On a recent trip away I tried two cheese souffles. Eating them, in the chilly air of the Southern Highlands reawakened my love for this simple yet gloriously delectable treat. So much so that I wanted to recreate it as soon as I arrived home. Although souffles have quite a reputation, cheese souffles are perhaps one of the most forgiving items ever (unlike sweet souffles).
I was lucky enough to attend a dinner with Danièle Mazet-Delpeuch former chef of President Mitterand. She invented the twice cooked cheese souffle by accident. There was a delay at an important state dinner with Mitterand and Gorbachev and timings became confused. She thought that they were on their way when in fact they weren't and as a result, her souffle deflated in the wait.
She recalled the incident with humour and drama, "It was absolutely terrible ...I could have killed myself absolument! It was terrible, it was my honour, it was my dignity it was my everything! And I put the souffle back in the oven. Guess what? They raised perfectly. This night I learned first that souffle can be cooked two times and the second thing is that I would have the possibility to poison two Presidents! My life after would have been quite difficult... Viola!".
So for those of you that haven't tried making souffles before fear not because this one is a beauty and it isn't a diva! And once I place my spoon into the side of the light as air souffle and spooned up some of the bacon and cream I remembered how good it is to have this when you need something light, creamy and rich.
Usually when I have been away I crave something spicy, usually my mother's home cooking. When we arrived back home from the Southern Highlands that evening we stopped at my parents' house for dinner. My mother had made an eggplant dish which I adore that is really unlike other eggplant dishes (she has promised to share the recipe with me), some chicken wings and some of her awesome beef rendang.

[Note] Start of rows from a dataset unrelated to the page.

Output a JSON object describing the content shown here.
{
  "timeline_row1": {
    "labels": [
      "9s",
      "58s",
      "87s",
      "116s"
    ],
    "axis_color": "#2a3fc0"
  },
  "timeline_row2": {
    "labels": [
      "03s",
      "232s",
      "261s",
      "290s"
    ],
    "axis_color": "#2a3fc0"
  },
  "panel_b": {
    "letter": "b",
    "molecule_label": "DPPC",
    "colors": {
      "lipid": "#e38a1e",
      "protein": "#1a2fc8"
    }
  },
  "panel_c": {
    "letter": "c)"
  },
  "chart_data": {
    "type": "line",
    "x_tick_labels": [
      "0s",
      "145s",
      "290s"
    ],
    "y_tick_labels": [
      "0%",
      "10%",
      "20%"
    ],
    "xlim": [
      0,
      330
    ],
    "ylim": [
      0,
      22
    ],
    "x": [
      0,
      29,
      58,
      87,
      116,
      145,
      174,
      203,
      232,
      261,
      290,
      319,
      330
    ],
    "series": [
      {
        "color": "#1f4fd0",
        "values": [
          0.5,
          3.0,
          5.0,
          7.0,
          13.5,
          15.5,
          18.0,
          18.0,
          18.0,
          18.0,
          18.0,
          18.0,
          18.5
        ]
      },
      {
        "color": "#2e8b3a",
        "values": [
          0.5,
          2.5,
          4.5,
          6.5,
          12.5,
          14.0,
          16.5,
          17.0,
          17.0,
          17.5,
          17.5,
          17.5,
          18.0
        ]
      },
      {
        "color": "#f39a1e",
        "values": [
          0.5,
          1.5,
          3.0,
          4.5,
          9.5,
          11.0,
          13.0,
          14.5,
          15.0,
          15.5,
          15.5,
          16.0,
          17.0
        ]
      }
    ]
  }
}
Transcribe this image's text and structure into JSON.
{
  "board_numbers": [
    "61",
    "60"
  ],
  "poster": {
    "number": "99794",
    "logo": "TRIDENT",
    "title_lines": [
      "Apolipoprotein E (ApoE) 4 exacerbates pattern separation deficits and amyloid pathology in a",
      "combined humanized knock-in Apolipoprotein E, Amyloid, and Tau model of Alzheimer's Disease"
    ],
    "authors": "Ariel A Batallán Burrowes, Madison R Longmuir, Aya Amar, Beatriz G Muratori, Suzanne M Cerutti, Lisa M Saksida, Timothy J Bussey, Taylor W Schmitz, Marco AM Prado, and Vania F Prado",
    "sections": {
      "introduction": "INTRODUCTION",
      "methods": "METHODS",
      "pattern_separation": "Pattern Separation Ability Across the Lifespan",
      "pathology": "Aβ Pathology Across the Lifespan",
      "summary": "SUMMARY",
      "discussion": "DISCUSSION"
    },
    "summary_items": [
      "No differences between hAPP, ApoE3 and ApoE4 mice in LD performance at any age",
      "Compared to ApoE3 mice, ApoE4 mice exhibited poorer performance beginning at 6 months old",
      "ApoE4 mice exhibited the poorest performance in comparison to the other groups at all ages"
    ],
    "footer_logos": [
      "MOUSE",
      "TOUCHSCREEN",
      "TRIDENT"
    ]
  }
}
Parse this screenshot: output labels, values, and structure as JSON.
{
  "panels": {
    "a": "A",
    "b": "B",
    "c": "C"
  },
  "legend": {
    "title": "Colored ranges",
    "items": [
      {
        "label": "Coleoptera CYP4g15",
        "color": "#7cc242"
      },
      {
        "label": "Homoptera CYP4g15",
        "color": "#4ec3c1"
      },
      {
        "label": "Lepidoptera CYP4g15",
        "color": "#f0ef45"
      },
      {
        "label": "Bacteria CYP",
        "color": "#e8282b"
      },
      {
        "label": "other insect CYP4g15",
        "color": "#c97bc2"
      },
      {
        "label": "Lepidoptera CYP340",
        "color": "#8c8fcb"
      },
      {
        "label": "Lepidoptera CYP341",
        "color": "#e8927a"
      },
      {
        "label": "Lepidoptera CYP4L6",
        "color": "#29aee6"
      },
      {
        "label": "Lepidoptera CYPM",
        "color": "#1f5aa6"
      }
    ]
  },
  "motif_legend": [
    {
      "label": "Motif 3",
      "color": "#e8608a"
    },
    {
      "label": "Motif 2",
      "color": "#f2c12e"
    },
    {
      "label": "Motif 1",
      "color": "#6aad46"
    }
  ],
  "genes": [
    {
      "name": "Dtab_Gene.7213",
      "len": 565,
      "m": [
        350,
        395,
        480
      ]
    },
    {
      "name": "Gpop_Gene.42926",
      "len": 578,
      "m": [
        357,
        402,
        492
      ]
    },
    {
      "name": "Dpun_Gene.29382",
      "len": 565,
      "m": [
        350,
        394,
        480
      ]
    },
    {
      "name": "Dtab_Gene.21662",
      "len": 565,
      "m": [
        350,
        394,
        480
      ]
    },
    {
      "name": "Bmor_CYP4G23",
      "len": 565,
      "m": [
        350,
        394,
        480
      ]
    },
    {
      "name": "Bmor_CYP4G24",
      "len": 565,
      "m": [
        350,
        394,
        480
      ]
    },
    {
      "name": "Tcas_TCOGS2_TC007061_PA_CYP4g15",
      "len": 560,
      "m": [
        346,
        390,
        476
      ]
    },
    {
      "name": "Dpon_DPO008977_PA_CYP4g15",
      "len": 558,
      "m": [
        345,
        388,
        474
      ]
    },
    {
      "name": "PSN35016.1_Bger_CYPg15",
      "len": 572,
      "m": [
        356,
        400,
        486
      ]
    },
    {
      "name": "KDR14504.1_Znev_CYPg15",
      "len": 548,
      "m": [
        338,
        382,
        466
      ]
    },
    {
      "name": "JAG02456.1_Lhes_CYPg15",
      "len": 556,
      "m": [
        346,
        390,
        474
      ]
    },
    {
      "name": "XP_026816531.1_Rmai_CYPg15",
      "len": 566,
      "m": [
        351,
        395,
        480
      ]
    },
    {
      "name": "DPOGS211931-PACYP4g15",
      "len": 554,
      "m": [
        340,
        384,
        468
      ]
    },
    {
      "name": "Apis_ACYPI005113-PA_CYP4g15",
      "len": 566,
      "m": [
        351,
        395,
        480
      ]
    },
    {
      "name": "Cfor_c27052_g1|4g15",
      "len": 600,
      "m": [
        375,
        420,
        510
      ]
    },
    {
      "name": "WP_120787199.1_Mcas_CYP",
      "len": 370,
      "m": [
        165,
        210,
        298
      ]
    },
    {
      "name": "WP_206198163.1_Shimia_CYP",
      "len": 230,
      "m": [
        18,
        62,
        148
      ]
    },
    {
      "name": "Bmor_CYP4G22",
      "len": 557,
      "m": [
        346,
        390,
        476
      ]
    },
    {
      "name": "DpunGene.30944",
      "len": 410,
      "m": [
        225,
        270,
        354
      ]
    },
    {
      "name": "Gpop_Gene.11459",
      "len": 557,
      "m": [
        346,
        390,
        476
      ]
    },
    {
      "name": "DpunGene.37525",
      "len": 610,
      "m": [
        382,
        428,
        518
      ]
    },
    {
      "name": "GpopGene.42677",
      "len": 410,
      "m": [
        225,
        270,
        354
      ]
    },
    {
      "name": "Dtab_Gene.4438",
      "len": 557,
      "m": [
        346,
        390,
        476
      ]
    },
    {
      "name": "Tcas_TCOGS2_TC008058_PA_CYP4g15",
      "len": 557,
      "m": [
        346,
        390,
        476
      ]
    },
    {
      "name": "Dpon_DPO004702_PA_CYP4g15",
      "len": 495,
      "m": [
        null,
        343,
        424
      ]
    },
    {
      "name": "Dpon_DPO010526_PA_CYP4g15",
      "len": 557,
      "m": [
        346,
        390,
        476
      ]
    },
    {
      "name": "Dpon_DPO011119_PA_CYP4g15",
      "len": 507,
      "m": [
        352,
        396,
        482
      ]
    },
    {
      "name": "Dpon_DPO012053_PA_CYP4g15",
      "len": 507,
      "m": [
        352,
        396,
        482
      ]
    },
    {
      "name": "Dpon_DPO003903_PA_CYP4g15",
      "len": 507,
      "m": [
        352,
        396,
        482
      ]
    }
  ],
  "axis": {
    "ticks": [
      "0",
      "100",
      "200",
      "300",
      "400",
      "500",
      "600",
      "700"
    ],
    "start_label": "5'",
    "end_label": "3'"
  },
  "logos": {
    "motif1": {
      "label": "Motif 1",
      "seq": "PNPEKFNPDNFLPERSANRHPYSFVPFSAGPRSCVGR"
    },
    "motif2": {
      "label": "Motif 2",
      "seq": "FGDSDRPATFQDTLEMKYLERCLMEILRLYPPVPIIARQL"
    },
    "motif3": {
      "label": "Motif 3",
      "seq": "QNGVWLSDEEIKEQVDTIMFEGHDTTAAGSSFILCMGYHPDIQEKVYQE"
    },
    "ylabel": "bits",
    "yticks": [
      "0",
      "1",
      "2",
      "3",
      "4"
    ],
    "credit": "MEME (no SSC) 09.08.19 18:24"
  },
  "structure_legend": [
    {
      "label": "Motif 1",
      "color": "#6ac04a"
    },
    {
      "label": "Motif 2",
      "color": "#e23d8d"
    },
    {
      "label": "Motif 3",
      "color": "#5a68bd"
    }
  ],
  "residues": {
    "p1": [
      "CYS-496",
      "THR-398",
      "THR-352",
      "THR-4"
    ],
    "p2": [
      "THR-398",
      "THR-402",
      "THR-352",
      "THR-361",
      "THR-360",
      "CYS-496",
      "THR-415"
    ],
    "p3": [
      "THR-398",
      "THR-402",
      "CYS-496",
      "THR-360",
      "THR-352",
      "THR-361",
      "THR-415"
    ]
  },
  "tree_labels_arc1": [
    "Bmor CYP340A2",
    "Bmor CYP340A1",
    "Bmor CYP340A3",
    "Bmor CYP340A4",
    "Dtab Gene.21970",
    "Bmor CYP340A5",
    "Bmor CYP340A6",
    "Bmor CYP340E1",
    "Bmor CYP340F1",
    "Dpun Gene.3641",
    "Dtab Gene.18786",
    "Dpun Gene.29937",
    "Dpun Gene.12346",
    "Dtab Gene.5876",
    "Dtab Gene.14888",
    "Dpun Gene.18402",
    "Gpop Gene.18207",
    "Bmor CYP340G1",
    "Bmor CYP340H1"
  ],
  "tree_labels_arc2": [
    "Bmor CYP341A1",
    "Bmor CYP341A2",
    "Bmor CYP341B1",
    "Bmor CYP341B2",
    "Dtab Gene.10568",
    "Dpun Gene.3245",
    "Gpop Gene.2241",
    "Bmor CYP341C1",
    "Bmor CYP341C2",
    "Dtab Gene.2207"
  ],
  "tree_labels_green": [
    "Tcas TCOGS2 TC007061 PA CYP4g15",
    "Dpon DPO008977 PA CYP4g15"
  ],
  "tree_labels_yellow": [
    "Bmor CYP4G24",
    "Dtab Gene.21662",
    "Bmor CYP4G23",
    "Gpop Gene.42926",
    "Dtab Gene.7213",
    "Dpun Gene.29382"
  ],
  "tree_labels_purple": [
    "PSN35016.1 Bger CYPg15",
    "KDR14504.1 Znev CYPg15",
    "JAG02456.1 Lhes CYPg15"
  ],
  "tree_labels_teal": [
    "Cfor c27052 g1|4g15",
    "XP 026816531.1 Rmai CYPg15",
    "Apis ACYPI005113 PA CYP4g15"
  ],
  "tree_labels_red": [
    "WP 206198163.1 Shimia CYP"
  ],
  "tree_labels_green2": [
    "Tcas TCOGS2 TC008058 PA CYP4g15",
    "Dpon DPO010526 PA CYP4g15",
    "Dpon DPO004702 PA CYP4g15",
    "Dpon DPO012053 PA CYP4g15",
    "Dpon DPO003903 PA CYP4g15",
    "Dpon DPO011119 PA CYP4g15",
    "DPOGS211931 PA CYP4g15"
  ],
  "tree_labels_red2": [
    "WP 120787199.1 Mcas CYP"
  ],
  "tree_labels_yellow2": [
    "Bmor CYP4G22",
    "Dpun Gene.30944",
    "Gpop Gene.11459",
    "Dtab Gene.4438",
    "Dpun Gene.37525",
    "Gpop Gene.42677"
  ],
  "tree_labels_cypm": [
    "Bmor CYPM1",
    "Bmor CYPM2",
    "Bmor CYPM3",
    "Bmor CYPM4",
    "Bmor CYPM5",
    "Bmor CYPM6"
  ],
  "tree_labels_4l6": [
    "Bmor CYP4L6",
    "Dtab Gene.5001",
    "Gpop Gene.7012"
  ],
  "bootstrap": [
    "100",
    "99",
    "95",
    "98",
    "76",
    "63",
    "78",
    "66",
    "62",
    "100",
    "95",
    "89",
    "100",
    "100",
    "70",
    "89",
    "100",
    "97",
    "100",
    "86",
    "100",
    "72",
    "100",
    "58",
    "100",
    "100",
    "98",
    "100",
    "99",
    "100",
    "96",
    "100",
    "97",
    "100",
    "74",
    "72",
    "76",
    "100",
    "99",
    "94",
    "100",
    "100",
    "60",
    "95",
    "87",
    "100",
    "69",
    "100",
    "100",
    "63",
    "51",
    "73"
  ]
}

My dad leaned over and sat up in his chair. "Do you know that the fruit shop is selling bananas at 50 cents a kilo?" he said excitedly. Given he rarely talks at dinner, this was clearly news that he was glad to share. The talk then turned to guavas as my mother's guava tree has started to produce some gorgeous fruit. "Guava is good for constipation you know!" my father added, perhaps buoyed by his earlier talk of bananas. "Your cousin has problems with constipation you know..." he added knowingly nodding his head.
"What? Why do you know that father? Did he tell you?" I asked him wondering about the conversations that my father has with people.
"I know things," he said smiling to himself. Honestly I don't know what he meant by that...
So tell me Dear Reader, have you tried making a souffle? Is there a dish that makes you nervous? And do you ever discuss bodily functions?
Cheddar Bacon Souffle
An Original Recipe by Lorraine Elliott
Makes 4 x souffles
Preparation time: 15 minutes
Cooking time: 25 minutes + 20 minutes
- Non stick oil spray
- 3 tablespoons butter
- 1 medium sized onion, finely chopped (I only had an eschallot so I added the white of some spring onion)
- 2 tablespoons flour
- 1 cup milk, heated
- 1 teaspoon mustard powder (optional)
- 3 eggs, at room temperature, separated
- 80g cheddar cheese, grated
- 4 rashers streaky bacon, finely sliced
- 3/4-1 cup cream
- 1/2 cup gruyere or mozzarella cheese
Step 1 - Preheat oven to 180C/350F and spray 4 x 250ml/8.83oz ramekins with oil spray. Place them in a baking dish with sides so that you can make a waterbath around them.
Step 2 - Place 1.5 tablespoons of butter in a saucepan and melt and saute the onion until translucent. Remove from the pan. Add the other 1.5 tablespoons of butter and then the flour and stir so that it doesn't stick and the flour mixture cooks for a minute. Switch to a whisk and add the hot milk in small batches. I first add a little and let is absorb by whisking. Keep adding it slowly so that it forms a thick, creamy roux. Remove from the heat. Stir in the mustard, egg yolks and cheese.
Step 3 - Whisk the egg whites until stiff peaks form. Gently fold one third of the egg white mixture into the roux adding the whites in three lots until completely combined. Spoon into the ramekins and bake for 25 minutes. Use a palette knife along the edges and allow them to come out-they should do so easily. At this point you can cool them completely and then freeze them for up to 2 months before proceeding with the next step. If you are using them from frozen do not microwave them but let them come to temperature on the bench or overnight in the fridge.
Step 4 - Place them on an overproof single serve dish. Place 3-4 tablespoons of cream on top of each and one bacon rasher's worth of pieces around each one. Bake for 15 minutes. Then add cheese on top and place under hot grill to brown.